The further we traversed into Bagni di Lucca, the more their history unfolded, a story of living life in a way that is much simpler than ours yet, so very pure. As I passed through carpets of wildflowers and drank from a natural spring, I couldn’t help but fathom what Emperors had marched through that very same route for safe passage to Rome.

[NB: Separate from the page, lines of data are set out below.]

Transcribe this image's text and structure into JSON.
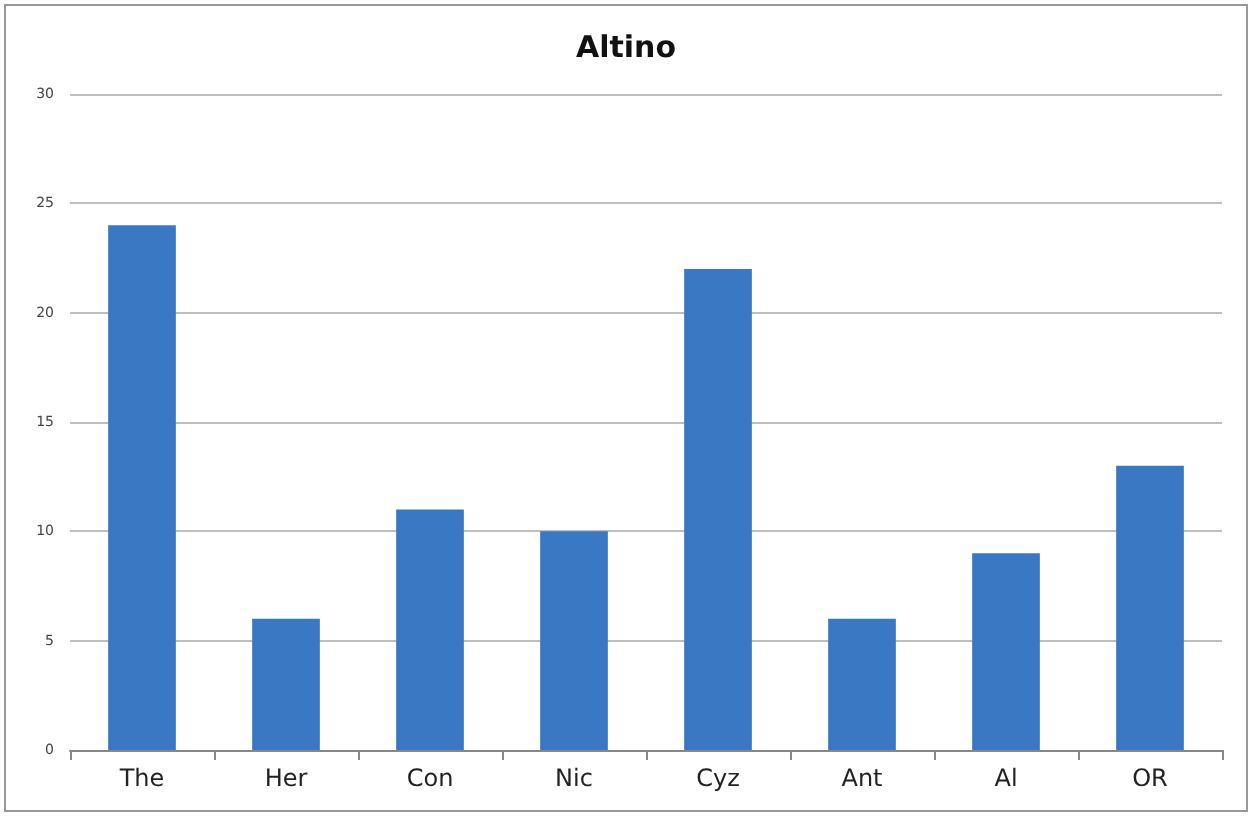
{
  "chart_data": {
    "type": "bar",
    "title": "Altino",
    "categories": [
      "The",
      "Her",
      "Con",
      "Nic",
      "Cyz",
      "Ant",
      "Al",
      "OR"
    ],
    "values": [
      24,
      6,
      11,
      10,
      22,
      6,
      9,
      13
    ],
    "color": "#3a78c4",
    "ylim": [
      0,
      30
    ],
    "yticks": [
      0,
      5,
      10,
      15,
      20,
      25,
      30
    ],
    "grid": "y"
  }
}
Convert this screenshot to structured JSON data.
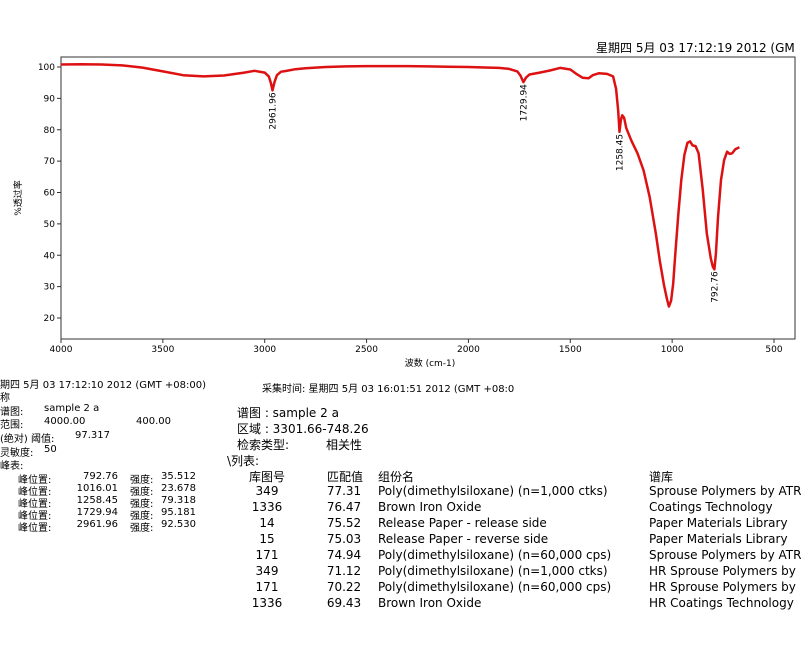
{
  "header": {
    "timestamp": "星期四 5月 03 17:12:19 2012 (GM"
  },
  "chart_data": {
    "type": "line",
    "xlabel": "波数 (cm-1)",
    "ylabel": "%透过率",
    "xlim": [
      4000,
      450
    ],
    "ylim": [
      15,
      102
    ],
    "x_ticks": [
      4000,
      3500,
      3000,
      2500,
      2000,
      1500,
      1000,
      500
    ],
    "y_ticks": [
      20,
      30,
      40,
      50,
      60,
      70,
      80,
      90,
      100
    ],
    "line_color": "#dd1111",
    "series": [
      {
        "points": [
          [
            4000,
            100.8
          ],
          [
            3900,
            100.9
          ],
          [
            3800,
            100.8
          ],
          [
            3700,
            100.5
          ],
          [
            3600,
            99.8
          ],
          [
            3500,
            98.6
          ],
          [
            3400,
            97.4
          ],
          [
            3300,
            97.0
          ],
          [
            3200,
            97.3
          ],
          [
            3100,
            98.2
          ],
          [
            3050,
            98.8
          ],
          [
            3000,
            98.2
          ],
          [
            2980,
            97.0
          ],
          [
            2970,
            95.0
          ],
          [
            2961.96,
            92.53
          ],
          [
            2952,
            95.2
          ],
          [
            2940,
            97.4
          ],
          [
            2920,
            98.5
          ],
          [
            2900,
            98.7
          ],
          [
            2850,
            99.3
          ],
          [
            2800,
            99.6
          ],
          [
            2700,
            100.0
          ],
          [
            2600,
            100.2
          ],
          [
            2500,
            100.3
          ],
          [
            2400,
            100.3
          ],
          [
            2300,
            100.3
          ],
          [
            2200,
            100.2
          ],
          [
            2100,
            100.1
          ],
          [
            2000,
            100.0
          ],
          [
            1900,
            99.8
          ],
          [
            1850,
            99.7
          ],
          [
            1800,
            99.4
          ],
          [
            1760,
            98.6
          ],
          [
            1745,
            97.3
          ],
          [
            1729.94,
            95.18
          ],
          [
            1718,
            96.6
          ],
          [
            1700,
            97.6
          ],
          [
            1650,
            98.2
          ],
          [
            1600,
            98.9
          ],
          [
            1550,
            99.7
          ],
          [
            1500,
            99.2
          ],
          [
            1470,
            97.8
          ],
          [
            1440,
            96.6
          ],
          [
            1410,
            96.4
          ],
          [
            1390,
            97.4
          ],
          [
            1360,
            98.0
          ],
          [
            1320,
            97.8
          ],
          [
            1290,
            97.0
          ],
          [
            1275,
            93.0
          ],
          [
            1265,
            86.0
          ],
          [
            1258.45,
            79.32
          ],
          [
            1252,
            83.0
          ],
          [
            1245,
            84.6
          ],
          [
            1236,
            83.8
          ],
          [
            1225,
            80.5
          ],
          [
            1200,
            76.5
          ],
          [
            1170,
            72.5
          ],
          [
            1140,
            67.0
          ],
          [
            1110,
            58.5
          ],
          [
            1080,
            47.0
          ],
          [
            1060,
            38.0
          ],
          [
            1040,
            30.5
          ],
          [
            1025,
            26.0
          ],
          [
            1016.01,
            23.68
          ],
          [
            1005,
            25.5
          ],
          [
            995,
            31.0
          ],
          [
            985,
            40.0
          ],
          [
            970,
            53.0
          ],
          [
            955,
            64.0
          ],
          [
            940,
            72.0
          ],
          [
            925,
            75.8
          ],
          [
            912,
            76.3
          ],
          [
            900,
            75.0
          ],
          [
            885,
            74.8
          ],
          [
            870,
            72.5
          ],
          [
            850,
            61.0
          ],
          [
            830,
            47.0
          ],
          [
            810,
            39.0
          ],
          [
            800,
            36.3
          ],
          [
            792.76,
            35.51
          ],
          [
            785,
            40.5
          ],
          [
            775,
            52.0
          ],
          [
            760,
            64.0
          ],
          [
            745,
            70.3
          ],
          [
            730,
            73.0
          ],
          [
            718,
            72.3
          ],
          [
            705,
            72.5
          ],
          [
            690,
            73.8
          ],
          [
            670,
            74.4
          ]
        ]
      }
    ],
    "peak_labels": [
      {
        "x": 2961.96,
        "y": 92.53,
        "label": "2961.96"
      },
      {
        "x": 1729.94,
        "y": 95.18,
        "label": "1729.94"
      },
      {
        "x": 1258.45,
        "y": 79.32,
        "label": "1258.45"
      },
      {
        "x": 792.76,
        "y": 35.51,
        "label": "792.76"
      }
    ],
    "grid": false
  },
  "info_left": {
    "timestamp": "期四 5月 03 17:12:10 2012 (GMT +08:00)",
    "line2": "称",
    "spectrum_label": "谱图:",
    "spectrum_value": "sample 2 a",
    "range_label": "范围:",
    "range_from": "4000.00",
    "range_to": "400.00",
    "threshold_label": "(绝对) 阈值:",
    "threshold_value": "97.317",
    "sensitivity_label": "灵敏度:",
    "sensitivity_value": "50",
    "peaks_label": "峰表:",
    "peaks": [
      {
        "pos_label": "峰位置:",
        "pos": "792.76",
        "int_label": "强度:",
        "int": "35.512"
      },
      {
        "pos_label": "峰位置:",
        "pos": "1016.01",
        "int_label": "强度:",
        "int": "23.678"
      },
      {
        "pos_label": "峰位置:",
        "pos": "1258.45",
        "int_label": "强度:",
        "int": "79.318"
      },
      {
        "pos_label": "峰位置:",
        "pos": "1729.94",
        "int_label": "强度:",
        "int": "95.181"
      },
      {
        "pos_label": "峰位置:",
        "pos": "2961.96",
        "int_label": "强度:",
        "int": "92.530"
      }
    ]
  },
  "info_right": {
    "acq_time": "采集时间: 星期四 5月 03 16:01:51 2012 (GMT +08:0",
    "spectrum_line": "谱图 : sample 2 a",
    "region_line": "区域 : 3301.66-748.26",
    "search_type_label": "检索类型:",
    "search_type_value": "相关性",
    "list_label": "\\列表:",
    "headers": {
      "index": "库图号",
      "match": "匹配值",
      "component": "组份名",
      "library": "谱库"
    },
    "rows": [
      {
        "index": "349",
        "match": "77.31",
        "component": "Poly(dimethylsiloxane) (n=1,000 ctks)",
        "library": "Sprouse Polymers by ATR"
      },
      {
        "index": "1336",
        "match": "76.47",
        "component": "Brown Iron Oxide",
        "library": "Coatings Technology"
      },
      {
        "index": "14",
        "match": "75.52",
        "component": "Release Paper - release side",
        "library": "Paper Materials Library"
      },
      {
        "index": "15",
        "match": "75.03",
        "component": "Release Paper - reverse side",
        "library": "Paper Materials Library"
      },
      {
        "index": "171",
        "match": "74.94",
        "component": "Poly(dimethylsiloxane) (n=60,000 cps)",
        "library": "Sprouse Polymers by ATR"
      },
      {
        "index": "349",
        "match": "71.12",
        "component": "Poly(dimethylsiloxane) (n=1,000 ctks)",
        "library": "HR Sprouse Polymers by"
      },
      {
        "index": "171",
        "match": "70.22",
        "component": "Poly(dimethylsiloxane) (n=60,000 cps)",
        "library": "HR Sprouse Polymers by"
      },
      {
        "index": "1336",
        "match": "69.43",
        "component": "Brown Iron Oxide",
        "library": "HR Coatings Technology"
      }
    ]
  }
}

On my final day in the Serchio Valley, we visited the birthplace of the bio-organic wine I’d been drinking throughout my stay (one which seemed to abolish the modern hangover). When it comes to wine, Tuscany, of course, has stood the test of time ever since the Etruscans cultivated the first grapes thousands of years ago. At Podere Còncori in Garfagnana, a small local vineyard that started producing wine 10 years ago, they endeavor to revive the old methods of making wine using red syrah. More than simply organic, the winery uses no chemicals in their fields. “Instead of fighting against nature, we’re trying to cooperate with the land,” they said.
As I took my final sip of Podere Còncori’s “Melograno” and looked out across the vineyard, I finally separated myself from the pulse of Florence and embraced the mist-shrouded valley before me, Midleje’s words echoing in my head: “This is an unexploited Tuscany.”